The budget is a mixed blessing for PEF members and the New Yorkers we serve.
We share the disappointment of many that revenue flows in the wrong direction in this budget.
New York’s banks did not need millions in new tax cuts, New York’s wealthiest families did not need new estate tax cuts.
Every dollar lost to a bank bailout diminishes revenues and the quality of services state employees can provide to our fellow residents.
We are assessing the positive legislative responses on PEF members’ concerns. These victories reflect the combined efforts of PEF members and legislative staff who worked together to lobby legislators in district offices and in Albany.
We applaud the decision to make safe patient handling the law in New York – it will protect patients when they’re at their most vulnerable, keep health care workers safe and on-the-job and save institutions money. Everyone wins under this agreement.
With that gap in patient care closed, it is now time to address safe nurse-to-patient staffing ratios for every hospital in this state. That change will make New York’s health care industry a national model for patients, nurses and employers.

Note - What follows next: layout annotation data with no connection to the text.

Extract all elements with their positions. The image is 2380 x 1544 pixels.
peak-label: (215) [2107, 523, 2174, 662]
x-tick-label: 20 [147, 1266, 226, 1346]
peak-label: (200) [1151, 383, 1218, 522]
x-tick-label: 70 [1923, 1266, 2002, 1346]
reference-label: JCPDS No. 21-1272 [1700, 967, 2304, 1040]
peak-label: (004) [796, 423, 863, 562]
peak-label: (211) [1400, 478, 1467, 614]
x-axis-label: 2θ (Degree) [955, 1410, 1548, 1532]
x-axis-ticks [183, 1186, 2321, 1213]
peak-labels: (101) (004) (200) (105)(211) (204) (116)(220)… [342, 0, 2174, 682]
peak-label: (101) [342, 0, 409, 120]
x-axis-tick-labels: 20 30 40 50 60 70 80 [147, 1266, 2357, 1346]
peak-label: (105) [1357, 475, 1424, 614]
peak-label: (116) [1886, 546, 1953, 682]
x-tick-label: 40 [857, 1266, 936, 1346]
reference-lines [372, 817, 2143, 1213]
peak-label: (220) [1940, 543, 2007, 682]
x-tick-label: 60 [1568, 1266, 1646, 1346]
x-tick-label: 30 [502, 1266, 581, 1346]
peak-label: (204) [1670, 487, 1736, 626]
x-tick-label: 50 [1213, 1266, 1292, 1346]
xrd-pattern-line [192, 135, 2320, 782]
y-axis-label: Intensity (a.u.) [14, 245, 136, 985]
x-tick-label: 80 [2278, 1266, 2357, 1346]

We applaud the rejection of the attempt to consolidate state labs. These labs are not suitable for consolidation because of the nature of their individual assignments and duties, and some agencies, like the Department of Agriculture and Markets, already have state-of-the-art labs.
We applaud the rejection of for-profit hospitals in our state. They would weaken our public
hospital system and put patients at the mercy of corporations that put profits before patients.
We applaud the rejection of changes to the Nurse Practice Act, which would have put patients at risk by not using professional Registered Nurses to administer medications.
We applaud the retention of highly-skilled teachers in Office of Children and Family Services facilities, and the decision to not send some of our state’s most difficult juvenile offenders into NYC not-for-profit facilities.
We applaud the rejection of attempts to circumvent Civil Service Law by flooding state agencies with Information Technology contractors.
We applaud rejection of proposals to use consultants, rather that professional state employees, to design, build and inspect projects.
We extend our thanks to all the legislators who stood together for public services and public employees in the face of political pressure.